This time fresh off the press/internet this morning.
Pope Francis seems to have quite a way with words – and I note that he was preaching extempore. But what a message! This is powerful stuff. And I do hope that Pastor Mark is listening, because that sounds to me like an authentic theology of the cross that the Holy Father was preaching.
[I]f we do not confess Jesus Christ, the thing does not work. We will become a welfare NGO but not the Church, the Bride of Christ. …When we do not confess Jesus Christ, I am reminded of the words of Léon Bloy: “Whoever does not pray to the Lord, prays to the devil.” When we do not confess Jesus Christ, we confess the worldliness of the devil, the worldliness of the demon.
…The same Peter who had confessed Jesus Christ said to him: You are the Christ, the Son of the living God. I will follow you, but let’s not talk about the cross. This is not a part of it. I will follow you in other directions, but not to the cross. When we journey without the cross, when we build without the cross and when we confess a Christ without the cross, we are not disciples of the Lord: we are worldly [lit. mundane], we are bishops, priests, cardinals, popes, but not disciples of the Lord.

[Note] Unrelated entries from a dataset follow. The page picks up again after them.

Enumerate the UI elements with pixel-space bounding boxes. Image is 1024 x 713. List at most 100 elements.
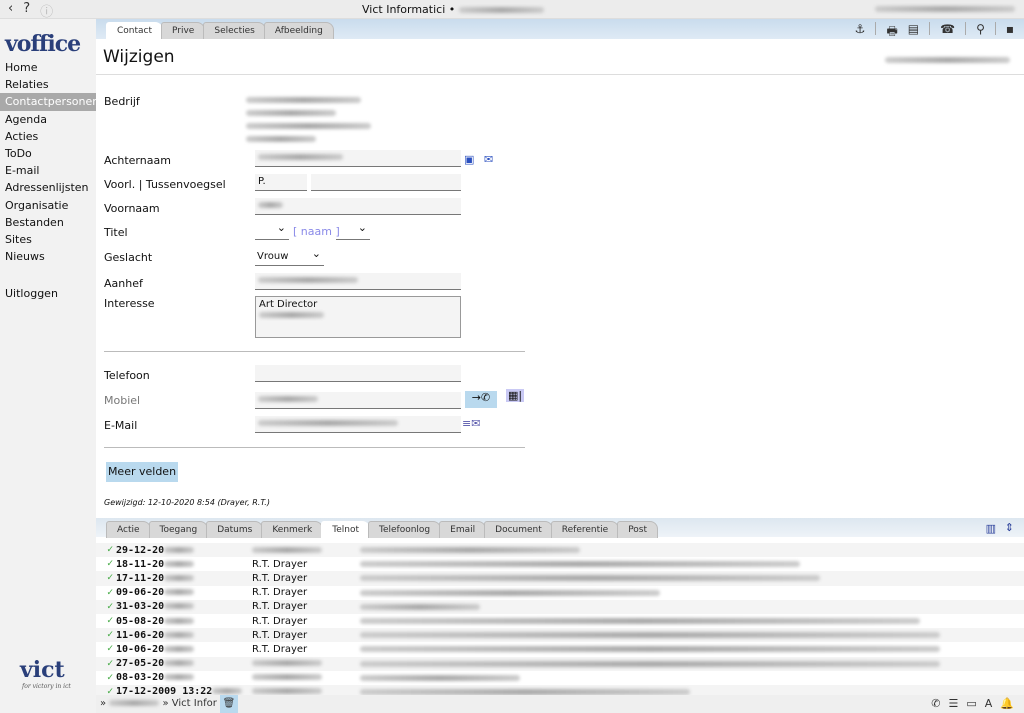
sidebar-item-sites[interactable]: Sites bbox=[0, 231, 96, 248]
label-achternaam: Achternaam bbox=[104, 154, 171, 167]
breadcrumb[interactable]: » Vict Infor bbox=[162, 698, 216, 709]
list-icon[interactable]: ▤ bbox=[908, 22, 919, 43]
tab-kenmerk[interactable]: Kenmerk bbox=[261, 521, 324, 538]
row-date: 27-05-20 bbox=[116, 658, 252, 669]
tab-prive[interactable]: Prive bbox=[161, 22, 206, 39]
voornaam-input[interactable] bbox=[255, 198, 461, 215]
label-email: E-Mail bbox=[104, 419, 138, 432]
sidebar-item-bestanden[interactable]: Bestanden bbox=[0, 214, 96, 231]
voorletters-input[interactable]: P. bbox=[255, 174, 307, 191]
tab-email[interactable]: Email bbox=[439, 521, 487, 538]
label-aanhef: Aanhef bbox=[104, 277, 143, 290]
sidebar-item-e-mail[interactable]: E-mail bbox=[0, 162, 96, 179]
fax-icon[interactable]: ▦| bbox=[506, 389, 525, 402]
sidebar-item-contactpersonen[interactable]: Contactpersonen bbox=[0, 93, 99, 111]
vcard-mail-icon[interactable]: ✉ bbox=[484, 153, 493, 166]
titel-select[interactable] bbox=[255, 219, 289, 240]
sidebar-item-adressenlijsten[interactable]: Adressenlijsten bbox=[0, 179, 96, 196]
email-input[interactable] bbox=[255, 416, 461, 433]
trash-icon[interactable]: 🗑 bbox=[220, 695, 238, 713]
table-row[interactable]: ✓ 27-05-20 bbox=[96, 656, 1024, 671]
table-row[interactable]: ✓ 10-06-20 R.T. Drayer bbox=[96, 642, 1024, 656]
sidebar-item-nieuws[interactable]: Nieuws bbox=[0, 248, 96, 265]
window-title: Vict Informatici • bbox=[362, 3, 456, 16]
sidebar-item-agenda[interactable]: Agenda bbox=[0, 111, 96, 128]
tab-post[interactable]: Post bbox=[617, 521, 659, 538]
telefoon-input[interactable] bbox=[255, 365, 461, 382]
tab-document[interactable]: Document bbox=[484, 521, 553, 538]
row-author: R.T. Drayer bbox=[252, 558, 308, 570]
titel-suffix-select[interactable] bbox=[336, 219, 370, 240]
tab-referentie[interactable]: Referentie bbox=[550, 521, 620, 538]
sidebar-item-acties[interactable]: Acties bbox=[0, 128, 96, 145]
row-note bbox=[360, 589, 660, 596]
table-row[interactable]: ✓ 09-06-20 R.T. Drayer bbox=[96, 586, 1024, 600]
mobiel-input[interactable] bbox=[255, 392, 461, 409]
achternaam-input[interactable] bbox=[255, 150, 461, 167]
meer-velden-button[interactable]: Meer velden bbox=[106, 462, 178, 482]
tussenvoegsel-input[interactable] bbox=[311, 174, 461, 191]
table-row[interactable]: ✓ 05-08-20 R.T. Drayer bbox=[96, 614, 1024, 628]
tab-selecties[interactable]: Selecties bbox=[203, 22, 266, 39]
geslacht-select[interactable]: Vrouw bbox=[255, 245, 324, 266]
label-interesse: Interesse bbox=[104, 297, 155, 310]
row-date: 18-11-20 bbox=[116, 559, 252, 570]
vcard-download-icon[interactable]: ▣ bbox=[464, 153, 474, 166]
check-icon: ✓ bbox=[106, 573, 114, 584]
aanhef-input[interactable] bbox=[255, 273, 461, 290]
label-mobiel: Mobiel bbox=[104, 394, 141, 407]
phone-icon[interactable]: ✆ bbox=[931, 697, 940, 710]
font-icon[interactable]: A bbox=[985, 697, 993, 710]
table-row[interactable]: ✓ 17-11-20 R.T. Drayer bbox=[96, 571, 1024, 586]
search-icon[interactable]: ⚲ bbox=[976, 22, 985, 43]
table-row[interactable]: ✓ 29-12-20 bbox=[96, 543, 1024, 558]
tab-actie[interactable]: Actie bbox=[106, 521, 151, 538]
table-row[interactable]: ✓ 31-03-20 R.T. Drayer bbox=[96, 599, 1024, 614]
tab-telefoonlog[interactable]: Telefoonlog bbox=[368, 521, 442, 538]
modified-info: Gewijzigd: 12-10-2020 8:54 (Drayer, R.T.… bbox=[104, 498, 270, 507]
row-note bbox=[360, 561, 800, 568]
tab-afbeelding[interactable]: Afbeelding bbox=[263, 22, 334, 39]
info-icon[interactable]: ⓘ bbox=[40, 1, 53, 20]
tab-telnot[interactable]: Telnot bbox=[321, 521, 370, 538]
check-icon: ✓ bbox=[106, 545, 114, 556]
print-icon[interactable]: 🖶 bbox=[886, 22, 897, 43]
send-mail-icon[interactable]: ≡✉ bbox=[462, 417, 480, 430]
sidebar-item-todo[interactable]: ToDo bbox=[0, 145, 96, 162]
anchor-icon[interactable]: ⚓ bbox=[855, 22, 866, 43]
call-button[interactable]: →✆ bbox=[465, 391, 497, 408]
sidebar-item-organisatie[interactable]: Organisatie bbox=[0, 197, 96, 214]
logout-link[interactable]: Uitloggen bbox=[0, 285, 96, 302]
bell-icon[interactable]: 🔔 bbox=[1000, 697, 1014, 710]
monitor-icon[interactable]: ▭ bbox=[966, 697, 976, 710]
table-row[interactable]: ✓ 08-03-20 bbox=[96, 671, 1024, 685]
table-row[interactable]: ✓ 18-11-20 R.T. Drayer bbox=[96, 557, 1024, 571]
row-author bbox=[252, 672, 360, 683]
sidebar-item-relaties[interactable]: Relaties bbox=[0, 76, 96, 93]
tab-toegang[interactable]: Toegang bbox=[148, 521, 209, 538]
tab-contact[interactable]: Contact bbox=[106, 22, 164, 39]
vict-logo: vict for victory in ict bbox=[20, 657, 71, 690]
naam-link[interactable]: [ naam ] bbox=[293, 225, 340, 238]
help-icon[interactable]: ? bbox=[23, 1, 30, 20]
row-date: 09-06-20 bbox=[116, 587, 252, 598]
label-voornaam: Voornaam bbox=[104, 202, 160, 215]
list-icon[interactable]: ☰ bbox=[948, 697, 958, 710]
tab-datums[interactable]: Datums bbox=[206, 521, 264, 538]
row-note bbox=[360, 547, 580, 554]
back-icon[interactable]: ‹ bbox=[8, 1, 13, 20]
voffice-logo: voffice bbox=[5, 31, 81, 57]
interesse-textarea[interactable]: Art Director bbox=[255, 296, 461, 338]
phone-icon[interactable]: ☎ bbox=[940, 22, 955, 43]
sidebar-item-home[interactable]: Home bbox=[0, 59, 96, 76]
table-row[interactable]: ✓ 11-06-20 R.T. Drayer bbox=[96, 628, 1024, 643]
check-icon: ✓ bbox=[106, 601, 114, 612]
save-icon[interactable]: ▪ bbox=[1006, 22, 1014, 43]
calculator-icon[interactable]: ▥ bbox=[986, 522, 996, 535]
label-bedrijf: Bedrijf bbox=[104, 95, 140, 108]
check-icon: ✓ bbox=[106, 644, 114, 655]
check-icon: ✓ bbox=[106, 658, 114, 669]
row-date: 05-08-20 bbox=[116, 616, 252, 627]
row-note bbox=[360, 674, 520, 681]
sort-icon[interactable]: ⇕ bbox=[1005, 521, 1014, 534]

I would like for us all, after these days of grace, to have courage, precisely the courage, to walk in the Lord’s presence, with the cross of the Lord; to build the Church upon the blood of the Lord, which was poured out on the cross; and to confess the only glory there is: Christ crucified. And in this way the Church will go forward.
It is my wish for all of us that the Holy Spirit – through the prayer of Our Lady, our Mother – bestow upon us the grace of journeying, building, confessing Jesus Christ crucified. Amen.
Of course, Pastor Mark will not like the fact that the Holy Father spoke of the prayer of Our Lady. But there it is. Evangelical Catholicism. Get used to it.
We have heard a lot about Pope Francis’ simplicity of life, but this short homily shows he has a “simplicity of preaching”, which gets right to the core of the Christian kerygma: “Jesus Christ, and him crucified” (1 Cor 2:2).